“Brass Wiesn”: Blasmusikfestival vor den Toren Münchens – München

Die “Brass Wiesn” ist einzigartig in der Festival-Landschaft, ein heftig posaunendes Paradoxon: Denn obwohl das Großereignis vor den Toren Münchens bei allen Auftritten Blasmusik vorschreibt (wofür sich einige Bands eigens mit Bläsern verstärken) und sich somit scheinbar den Aktionsspielraum selbst einengt, ist es eines der buntesten, kreativsten, abwechslungsreichsten Festivals überhaupt: mit 80 Acts auf sieben Bühnen an vier Tagen. Das gelingt eben schon durch den Begriff “Brass” im Titel, der den Horizont weitet: von der hierzulande gepflegten Blasmusik hin zu internationalen Kapellen.
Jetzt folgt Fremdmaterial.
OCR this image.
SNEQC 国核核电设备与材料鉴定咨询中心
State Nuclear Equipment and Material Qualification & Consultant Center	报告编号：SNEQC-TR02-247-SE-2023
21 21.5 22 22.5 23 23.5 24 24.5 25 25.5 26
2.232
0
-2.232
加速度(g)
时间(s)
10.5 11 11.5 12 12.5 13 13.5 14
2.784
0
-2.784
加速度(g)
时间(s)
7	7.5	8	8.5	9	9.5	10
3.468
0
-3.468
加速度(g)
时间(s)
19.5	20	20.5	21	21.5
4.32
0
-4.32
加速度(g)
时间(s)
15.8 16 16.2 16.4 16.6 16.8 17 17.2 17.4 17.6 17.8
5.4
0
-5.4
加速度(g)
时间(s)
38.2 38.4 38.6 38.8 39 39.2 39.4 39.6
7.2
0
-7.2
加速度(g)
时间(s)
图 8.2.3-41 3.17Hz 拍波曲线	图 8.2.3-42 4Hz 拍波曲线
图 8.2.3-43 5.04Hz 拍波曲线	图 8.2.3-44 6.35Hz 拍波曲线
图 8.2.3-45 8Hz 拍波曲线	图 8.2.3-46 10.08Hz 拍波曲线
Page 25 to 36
Diesmal zum Beispiel reist La Fanfarria del Capitan aus Buenos Aires an, die mit ihrem furiosen Sound der berühmten vielrohrigen Fanfare Ciocarlia aus Rumänien (die Balkan-Tempotröter sind diesmal erneut auf der Brass Wiesn zu Gast) entfernt verwandt sind. In ihren polyrhythmischen Cocktail mixen die Argentinier aber auch Tango, Cumbia, andere Latin-Zutaten, Rock und Ska – und so waren sie mit ihrem Stück “La Flor Y El Libro” im Serien-Hit “Haus des Geldes” zu hören und auch zu sehen.

Mit seinem aktuellen Album “Heile Welt” gastiert der Kabarettist, TV Moderator und Songwriter Hannes Ringlstetter am Samstag zur Hauptsendezeit um 20.15 Uhr auf der Hauptbühne in Eching.

(Foto: Marco Einfeldt)

Dass der Veranstalter die heurige, die neunte Ausgabe dennoch als “eine gmiatliche, bayerische Auszeit mit Musik, Schmankerln und Party am Echinger See” anpreist, hat mehrere Gründe. Im vorigen Jahr trieb man es wohl etwas zu bunt, das Meer der Gäste von weit und breit uferte aus, einige verwechselten den Baggersee mit dem Ballermann, vor allem aber gab es am Rande des Festivals auch noch zwei schwere Unglücke: ein 25-Jähriger ertrank, ein Familienvater wurde angefahren und liegengelassen.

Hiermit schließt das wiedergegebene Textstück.